DELIVERY: Passing the white glove test

Premium delivery service for hefty hard goods

In an effort to make ordering furniture by mail more convenient and attractive for consumers, several catalogers, including Pottery Barn, Garnet Hill, and Ballard Designs, offer white glove delivery. This premium service typically entails item delivery, unpacking, assembly, and in some cases, dunnage removal.

According to Bob Earley, former senior vice president of distribution for San Francisco-based cataloger/ retailer Williams-Sonoma and now a senior principal at Haskell, NJ-based operations consultancy Spaide, Kuipers, “White glove delivery started in earnest about five years ago when catalogers began to realize that they could sell furniture direct.” Pottery Barn, for one, began offering white glove delivery to customers in 1993.

Franconia, NH-based natural fibers cataloger Garnet Hill uses white glove delivery service for its beds, which range in price from $595 to $2,600. “When you’re selling merchandise at those prices, you want to make sure the service is commensurate with what you’re selling,” says chief operating officer Brad Williams. “You don’t want to leave the customer’s big-ticket item on the front lawn.”

Garnet Hill charges customers $75-$175 for white glove delivery into the house, and an extra $100 for total delivery, which includes set-up and dunnage removal. Although the cataloger contracts out the actual delivery, it has two full-time staffers dedicated to white glove service: One fields customer inquiries and coordinates delivery times, and the other is a liaison between Garnet Hill and its Westborough, MA-based courier NationStreet, which has a network of 1,000 local carriers nationwide. Garnet Hill beds are made to order in North Carolina, so NationStreet must coordinate with the manufacturer for pick-up and delivery.

When the courier is key

Experts say it’s important to partner with a carrier that understands your business, since this relationship will make or break a white glove program.

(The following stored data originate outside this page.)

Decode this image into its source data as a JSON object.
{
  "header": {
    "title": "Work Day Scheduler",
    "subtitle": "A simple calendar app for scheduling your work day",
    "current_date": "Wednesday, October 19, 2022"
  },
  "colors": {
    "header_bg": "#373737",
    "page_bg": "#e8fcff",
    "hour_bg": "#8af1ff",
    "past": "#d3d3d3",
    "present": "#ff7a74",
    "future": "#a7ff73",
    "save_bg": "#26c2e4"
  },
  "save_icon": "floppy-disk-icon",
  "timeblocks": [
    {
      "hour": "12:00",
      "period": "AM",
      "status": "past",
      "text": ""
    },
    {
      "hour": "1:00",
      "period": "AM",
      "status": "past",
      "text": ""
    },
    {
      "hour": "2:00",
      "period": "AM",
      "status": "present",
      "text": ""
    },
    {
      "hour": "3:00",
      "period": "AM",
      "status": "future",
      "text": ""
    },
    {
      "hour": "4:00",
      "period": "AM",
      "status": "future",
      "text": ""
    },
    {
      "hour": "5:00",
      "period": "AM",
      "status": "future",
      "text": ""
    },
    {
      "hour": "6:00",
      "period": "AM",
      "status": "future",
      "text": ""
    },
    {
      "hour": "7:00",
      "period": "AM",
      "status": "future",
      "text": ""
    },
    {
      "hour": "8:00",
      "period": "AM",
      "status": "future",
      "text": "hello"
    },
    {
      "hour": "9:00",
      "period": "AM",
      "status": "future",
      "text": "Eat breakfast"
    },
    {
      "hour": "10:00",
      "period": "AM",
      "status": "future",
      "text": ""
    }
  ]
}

“We’re not happy with our carrier,” says one cataloger who requested anonymity. “The company doesn’t use the proper protective wrapping on a marble tabletop we sell, so the product arrives broken. Most carriers haul freight, and it’s a big difference when it comes to delivering breakables.”

Indeed, Earley advises catalogers to get references when choosing a product delivery firm, especially when these companies are from different parts of the country. Different U.S. regions, he notes, have their unique challenges, and agents across the country will differ in regard to capability. “You might have a great local agent in Los Angeles, but a terrible local agent in Chicago.”

And be sure to read the fine print on contracts with the couriers and the local agents used for your white glove delivery service. Factors such as waiting time for a customer and delivering a couch to a second floor might incur additional charges – and hurt your margins on these furniture sales. “What you thought was profitable or break-even suddenly isn’t,” he says.